Illusions and Images

Posted: January 3, 2011 by Isaac Cross in About Me, Learn Something, Philosophy

I wanted to write about this primarily because it is something that I have faced, myself. While I identify as a switch, my actual experiences, especially in public, have been 95-99% as a dominant/top. As a result, this is how people think of me most of the time. So on the rare occasion that I have the opportunity to serve someone I trust in public, I find that people react oddly to it. For a week or two after such an event, people speak to me differently or not at all, seemingly because their image of me has been disrupted or distorted.

After significant irritation about this, I added the following text to my public profile:

I identify as a switch. I play as both a top and a bottom and I desire relationships in which I am either dom or sub. My desire is split about 50/50, but my experience has been about 98% top/dom. This means that your interaction with me is likely to be with that context. You may, however, occasionally see me playing in public as a bottom. If this happens, there is no need to talk to me differently or treat me differently. There is no need to question everything you’ve ever known about me. It is, and has always been, a part of my personality and who I am. Just because I let it show doesn’t mean anything has changed.

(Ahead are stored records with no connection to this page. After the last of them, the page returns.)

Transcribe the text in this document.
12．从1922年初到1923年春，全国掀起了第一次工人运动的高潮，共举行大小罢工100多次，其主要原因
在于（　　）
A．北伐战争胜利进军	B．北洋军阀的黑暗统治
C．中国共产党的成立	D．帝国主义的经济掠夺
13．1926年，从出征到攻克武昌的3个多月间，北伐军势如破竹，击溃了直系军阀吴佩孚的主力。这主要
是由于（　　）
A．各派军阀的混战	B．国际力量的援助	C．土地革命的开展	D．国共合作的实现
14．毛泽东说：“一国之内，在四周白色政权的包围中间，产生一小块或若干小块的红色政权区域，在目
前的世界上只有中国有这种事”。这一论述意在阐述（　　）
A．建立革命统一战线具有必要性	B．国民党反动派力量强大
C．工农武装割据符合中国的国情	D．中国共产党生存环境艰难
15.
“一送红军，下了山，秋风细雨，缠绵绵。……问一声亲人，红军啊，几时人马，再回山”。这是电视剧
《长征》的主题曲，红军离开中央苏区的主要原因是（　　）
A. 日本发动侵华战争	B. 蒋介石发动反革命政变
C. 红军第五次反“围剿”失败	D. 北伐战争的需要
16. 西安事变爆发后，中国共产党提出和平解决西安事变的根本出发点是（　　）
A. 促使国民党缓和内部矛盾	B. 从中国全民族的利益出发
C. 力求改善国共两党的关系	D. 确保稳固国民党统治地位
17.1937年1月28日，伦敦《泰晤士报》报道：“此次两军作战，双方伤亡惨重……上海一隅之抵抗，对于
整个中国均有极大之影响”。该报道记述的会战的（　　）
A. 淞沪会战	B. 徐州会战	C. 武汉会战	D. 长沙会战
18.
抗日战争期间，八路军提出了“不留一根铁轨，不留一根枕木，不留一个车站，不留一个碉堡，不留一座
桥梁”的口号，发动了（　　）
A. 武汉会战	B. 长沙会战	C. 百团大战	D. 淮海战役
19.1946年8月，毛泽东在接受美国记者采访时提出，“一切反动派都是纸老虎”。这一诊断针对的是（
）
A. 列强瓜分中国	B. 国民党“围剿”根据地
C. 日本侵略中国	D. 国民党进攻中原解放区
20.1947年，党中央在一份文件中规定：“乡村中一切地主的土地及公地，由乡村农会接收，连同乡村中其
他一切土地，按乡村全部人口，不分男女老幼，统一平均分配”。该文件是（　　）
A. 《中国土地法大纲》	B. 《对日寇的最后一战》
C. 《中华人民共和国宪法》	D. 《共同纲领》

Soon after, I noticed that several of my friends posted similar notices on their profiles. But the original situation hasn’t changed, and the next time I acted submissive at a party, I once again had to endure awkwardness for the weeks that followed.

While this is not something that necessarily deters me from wanting to serve others in public, it has restricted me in other ways. I have had a lot of trouble beginning conversations with women that I am interested in or discussing an arrangement for service because, it seems, that they don’t believe that I could be capable of serving in the manner that they prefer. One of them told me ” I just don’t trust dominant men who say they want to be submissive.”

For this reason, my public image as a dominant person only entrenches itself further. People don’t want to top me because they only see me as a dominant, which means that I only show myself as a dominant, which makes the problem worse. It’s a pretty rough little cycle.

And this whole thing, from my perspective, often feels as if the community is actually suppressing a part of who I am; restricting me to displaying only the image that they have come to expect. Even if that image is only an illusion.

One young woman who I talked with said that she views herself as being very gender fluid and that she prefers to dress and act more masculine. She said that many would describe her as “butch”, even though her actual features are very feminine. She described a party that she showed up to wearing a dress and heels. Many of her friends spent the evening commenting on how “weird” it was to see her like that and still others simply didn’t talk with her at all. She said that she felt like she was being punished for being something different than usual that night and she hasn’t done it since, even though she would like to.

Another person who contacted me told me that he hasn’t been able to come out as bisexual within the community because every time he begins to feel confidant or bring it up, someone makes a joke about how he is the “straightest guy they know” or that some ridiculous notion is “as unlikely as [him] dating a dude.” And when he sees how certain everyone is about something he doesn’t see in himself, he questions whether they would ever accept him as he truly is.

Obviously, this isn’t a problem caused by any one individual, nor can it be solved that way. But each of us can do a little bit by trying to be conscious of how we respond to others when they do something that challenges our expectations. If someone leaves their comfort zone a little and expands into new territory, it’s important to be supportive and positive of that exploration. It’s important, not just for the person you are supporting, but also for the other person, who hasn’t yet found the courage to show those hidden parts of themselves, and will watch how you react to others’ choices.

While I try my best to follow that in practice, I have noticed that I am sometimes guilty of treating someone according to how I expect them to act, instead of how they are currently behaving.

There is an individual in my home community who has been working lately to actively change his image. He has publicly acknowledged that some of his behavior, which was originally a wall built to protect himself, has been hurtful to others. He has made a concerted effort to be better, not only by trying to restrain the impulses that causes him to act out, but also by spending a significant amount of time learning from others and seeking advice. Yet, in a group setting, I have sometimes spoken and acted in a way that assumed he would continue to act like that guy he used to be, or made jokes about anticipating his responses to things. I can’t say for sure how this has affected his progress.

I admit this  to illustrate how easy it is to fall into those rhythms. How easy it is for us, as a community, to discourage even the most positive changes that a person tries to make, simply because those changes don’t mesh with the way we’re used to seeing them.

But I have tried to make up for it with encouragement and support whenever I can. And I hope that he knows that those of us who count ourselves as friends are proud of his progress.

I have to say, though, that I don’t have any clue how we go about fixing this problem. So the only thing I can do is encourage each of you to evaluate how you treat each other and try to look for those places where you aren’t giving the ones close to you enough room to grow.

Look for opportunities to be more supportive of changes that people make or the new and different roles they choose to play. But most of all, make the choice to be who you want to be, even if it may make those around you uncomfortable for a little while. It’s the only way they’ll ever get used to the idea.

In the mean time, I can say that I have found my way. As ranting as the stuff above may have sounded, this is something I have come to terms with, and with patience and perseverance, I have found people who are supportive of my choices and accept the various parts of me for what they are. These people have become my family, and I count myself blessed.